Kelly McGrath – You and Me Today
Kelly McGrath is a Nashville based songwriter whose talents defy easy categorization. Many listeners and merchants will label her as a member of the Americana genre, but her latest single demonstrates a singer, lyricist, and songwriter whose range is much wider than a narrow genre classification. There are similarities. There is no doubt of that. However, McGrath’s material has a much more personal slant than the genre’s usual assortment of pastoral invocations to worlds long gone or paeans to the simpler life. Her first three albums show a songwriter concerned with the same troubles plaguing us all, but able to express them in an unique, highly individual fashion. Those efforts reach their zenith so far with her latest single “You and Me Today”, an impassioned and quite musical confrontation with grief. Kelly McGrath does not flinch. She faces presumably the biggest loss of her life with wisdom beyond her years and talent that transcends any tragedy.
She’s capably served by a backing band who fleshes out her intentions with color, melody, and understated power. The instrumental color and melody comes from the often quite beautiful guitar playing – McGrath also benefits from a production job so attuned to the track’s sound that it’s possible for listeners to hear the plectrum hitting the strings. This sort of intimacy defines the single as a whole. The understated power comes from a rhythm section that doesn’t present itself all at once but, like everything else in this song, incrementally. The drums are the first to enter the sonic picture before the first rib-rattling bass notes bob up out of the mix. McGrath has surrounded herself with an ace group of musicians who understand the right amount of musical force to apply here in order to best highlight McGrath’s aims with the song.

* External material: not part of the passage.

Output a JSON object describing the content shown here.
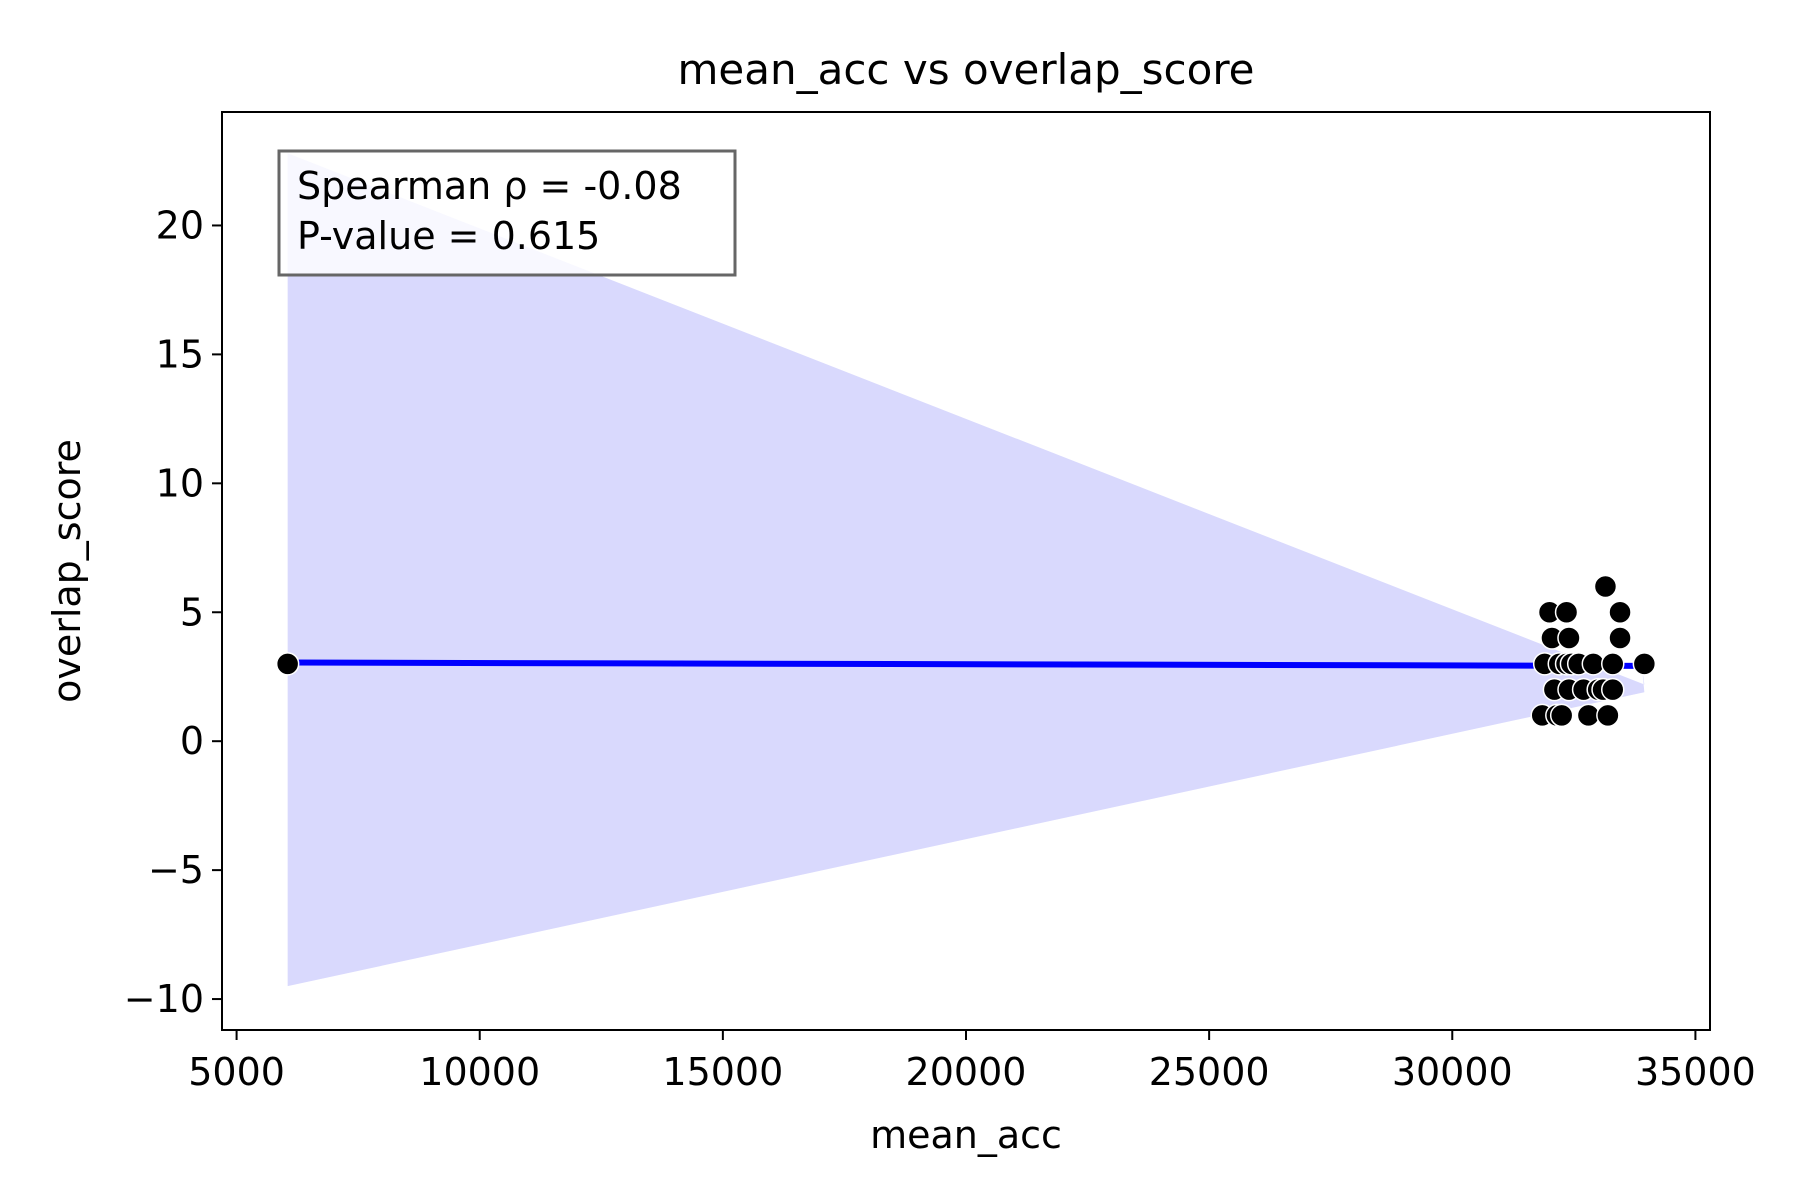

It’s clear that her aims, despite the song’s gradual build, are not theatrical. McGrath makes her deepest impact on the listeners thanks to a genuine emotional connection embodied by words and melody working together instead of glossy orchestrations and heavy-handed lyrics. McGrath relates things as they were, not as she would have liked them, and the emotional timber of her voice is impossible to not notice. The words don’t aspire to grand lyrical heights, but seem committed to detailing her experience as honestly as possible and with details that not only portray her experience but, hopefully, strike a chord with listeners.
She makes her job easy with superior vocal phrasing and the aforementioned quality of commitment. From the first verse, only the deaf wouldn’t realize the wholehearted emphasis she places on conveying for listeners who her father was to her, what it is like to lose him, and what it is like to move on. The final message will impress me as the most important. Despite the loss of his physical presence in her daily life, the central theme of the song essentially seems to be that death cannot break the connection she feels to her father. Few vocalists working today could communicate that to audiences with the same stunning majesty that she conjures here.